C) Les soldats présents dans les cabarets

Bien que peu présents quantitativement dans les procédures que nous avons étudiées ( 6% de l’échantillon de clients relevé), les soldats, d’après une importante part de l’historiographie du sujet, étaient des clients privilégiés des estaminets. Ils profitaient de leurs permissions pour goûter aux plaisirs simples de la boisson et des femmes dans les nombreux cabarets de la province. Ils échappaient par-là à une condition assez difficile pour eux dans la société de l’époque. Il convient de l’appréhender pour comprendre leur position dans les objets de notre étude.

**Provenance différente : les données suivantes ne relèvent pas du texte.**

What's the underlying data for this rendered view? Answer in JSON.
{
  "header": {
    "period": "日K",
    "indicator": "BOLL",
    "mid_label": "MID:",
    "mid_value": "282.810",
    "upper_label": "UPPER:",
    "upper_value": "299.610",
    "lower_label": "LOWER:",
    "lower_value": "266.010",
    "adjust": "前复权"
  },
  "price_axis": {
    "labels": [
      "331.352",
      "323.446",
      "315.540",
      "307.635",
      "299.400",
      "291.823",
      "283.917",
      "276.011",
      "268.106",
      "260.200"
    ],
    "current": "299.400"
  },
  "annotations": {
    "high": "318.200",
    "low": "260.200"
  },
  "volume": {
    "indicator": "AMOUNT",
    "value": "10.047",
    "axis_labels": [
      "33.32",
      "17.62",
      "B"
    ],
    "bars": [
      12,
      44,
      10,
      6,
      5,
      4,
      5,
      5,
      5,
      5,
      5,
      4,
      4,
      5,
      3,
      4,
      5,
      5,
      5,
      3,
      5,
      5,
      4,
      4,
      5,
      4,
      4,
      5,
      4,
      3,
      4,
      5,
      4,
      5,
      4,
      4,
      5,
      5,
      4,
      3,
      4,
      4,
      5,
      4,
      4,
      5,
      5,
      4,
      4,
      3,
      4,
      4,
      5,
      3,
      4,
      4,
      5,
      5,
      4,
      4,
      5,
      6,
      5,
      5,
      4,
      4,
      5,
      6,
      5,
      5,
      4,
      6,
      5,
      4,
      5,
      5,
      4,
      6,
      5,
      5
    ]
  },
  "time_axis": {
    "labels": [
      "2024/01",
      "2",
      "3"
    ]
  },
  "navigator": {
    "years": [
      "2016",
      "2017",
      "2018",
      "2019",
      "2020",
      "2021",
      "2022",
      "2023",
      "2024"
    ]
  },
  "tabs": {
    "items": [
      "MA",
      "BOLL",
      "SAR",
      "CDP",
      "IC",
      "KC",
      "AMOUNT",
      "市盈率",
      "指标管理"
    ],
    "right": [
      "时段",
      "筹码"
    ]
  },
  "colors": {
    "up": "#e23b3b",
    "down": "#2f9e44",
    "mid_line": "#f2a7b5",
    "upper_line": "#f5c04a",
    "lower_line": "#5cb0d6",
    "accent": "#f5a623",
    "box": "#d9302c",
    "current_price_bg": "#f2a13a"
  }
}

En effet, nombreux sont les auteurs à plaindre la situation de soldat. Au premier rang desquels Arlette Farge. Celle-ci parle de soldat de misère, de mal aimé, devant partir pour la guerre ou en risque d’être recruté. Il est détesté, et même considéré comme la lie du peuple pour son acoquinement avec les prostitués 156. sa condition et son psyché sont analysés par l’historienne qui expose ainsi que « […]le soldat sait qu’il ne défend pas son pays[…]. Tous

savent que le Roi a décidé certains affrontements sanglants en pays étrangers et qu’il faut obéir. Le service du Roi n’est pas une vocation, c’est une fatalité, une déveine.[…]Ils partent, souffrance au ventre, laissant famille, pays et travaux des champs pour des marches épuisantes, des jours sans pain, des froids de misère et des batailles dont ils n’ont que faire

[…] »157. Celui-ci s’oublie alors dans le débit de boissons à la moindre occasion, il est homme de cabaret, de femmes et de nuits courtes.158

155 ADI 2B 4020 , 1er décembre 1706

156 Farge (Arlette), Le cours ordinaire des choses dans la cité au 18ème siècle, Paris, Seuil, 1994, p.83. 157Farge (Arlette), Le cours…, op.cit., p. 82.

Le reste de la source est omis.